Мысли завертелись в голове сумасшедшей каруселью. Что, если после того, как Катрин потеряла ребенка, она не сможет больше иметь детей? Что, если она так и не родит ему наследника? Как тогда быть с Алешей, ведь он дал ей обещание, что усыновит мальчика? Отец будет в бешенстве, - вздрогнул Станислав. Вацлав не перед чем не остановится тогда, чтобы разрушить их брак. Стоит ему сообщить в Синод, что Злату окрестили по католическим канонам, и их брак будет расторгнут.

Этой ночью граф больше не вернулся в спальню жены, устроившись на ночлег в кабинете. Строго-настрого наказав Дарье следить за состоянием хозяйки и при любом ухудшении немедля разбудить его, Станислав прилег. Сон не шел. Беспокойные мысли о будущем, одна мрачнее другой, не отпускали его ни на минуту.

Катя провела в постели три дня. Молодой здоровый организм взял свое, и на четвертый день, проснувшись от того, что солнечные лучи осветили спальню, она осторожно поднялась. Падая с лестницы, она подвернула ногу, лодыжка опухла, и наступать на пятку было очень больно. Прихрамывая, Катя дошла до зеркала и с ужасом уставилась на свое отражение: огромный синяк немного посветлел и местами приобрел желтоватый оттенок, но не стал менее заметным.

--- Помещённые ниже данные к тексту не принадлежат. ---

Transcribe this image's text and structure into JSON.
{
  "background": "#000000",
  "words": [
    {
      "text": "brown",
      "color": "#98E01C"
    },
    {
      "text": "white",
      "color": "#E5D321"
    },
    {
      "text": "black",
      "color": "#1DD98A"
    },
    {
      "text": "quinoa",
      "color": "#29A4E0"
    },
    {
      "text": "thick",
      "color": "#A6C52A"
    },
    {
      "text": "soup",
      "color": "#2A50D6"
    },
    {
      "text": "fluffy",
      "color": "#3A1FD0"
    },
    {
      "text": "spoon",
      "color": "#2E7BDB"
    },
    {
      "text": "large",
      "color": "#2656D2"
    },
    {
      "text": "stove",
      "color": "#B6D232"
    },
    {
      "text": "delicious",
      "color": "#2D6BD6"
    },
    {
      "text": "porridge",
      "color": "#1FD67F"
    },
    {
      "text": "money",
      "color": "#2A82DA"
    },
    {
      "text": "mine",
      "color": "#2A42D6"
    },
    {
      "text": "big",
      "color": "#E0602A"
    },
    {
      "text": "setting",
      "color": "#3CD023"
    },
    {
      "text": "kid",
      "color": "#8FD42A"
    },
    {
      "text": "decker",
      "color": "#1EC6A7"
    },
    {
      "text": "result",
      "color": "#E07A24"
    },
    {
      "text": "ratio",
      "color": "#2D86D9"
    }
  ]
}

Услышав звуки, доносящиеся из спальни, в комнату вбежала Дарья.

- Ваше сиятельство, ну зачем же Вы поднялись? – упрекнула она Катерину.

- Не могу я больше бока отлеживать, - отмахнулась Катя. – Где Алеша и Злата?

- С Настеной, - успокоила ее горничная.

- Платье подай и причесаться помоги, - распорядилась Катерина, осторожно присаживаясь в кресло.

Через полчаса, когда с утренним туалетом было покончено, Катя придирчиво осмотрела себя в зеркало.

- В гроб краше кладут, - недовольно заметила она. - Его сиятельство дома?

- Нет, барыня. На службе они нынче.

- Хорошо, - отозвалась Катя. – А пан Вацлав?

- Тоже ушел куда-то.

Встречаться с мужем не хотелось. Теперь, когда она почувствовала себя лучше, следовало ожидать, что Станислав вновь вернется к их трагически прервавшемуся разговору, а она не знала, что отвечать на вопросы, которые неизбежно возникнут у него. Повидавшись с детьми, которых не пускали к ней все эти три дня, Катерина собралась к единственному по-настоящему близкому ей человеку, к бабушке. Кто, как не Наталья Федоровна, даст ей совет в том, как ей жить дальше? Приехав в особняк Блохиных, она попросила дворецкого сохранить ее визит в тайне от Петра и Марии. С помощью Семена Катя поднялась в знакомые покои. Увидев внучку, Наталья Федоровна испуганно ахнула.

- Катюша, Господи, боже! Да что же с тобой приключилось?! – осторожно дотронувшись до ее щеки спросила графиня.

Не выдержав, Катя расплакалась. Тяжело было говорить о том, что произошло, но она рассказала все без утайки: и о встрече с Анной Петровной, и своей поездке к князю Елецкому, и о том, чем все закончилось. Наталья Федоровна ни разу не перебила ее, молча выслушав горькую исповедь, только гладила светло-русую макушку внучки сухонькой рукой.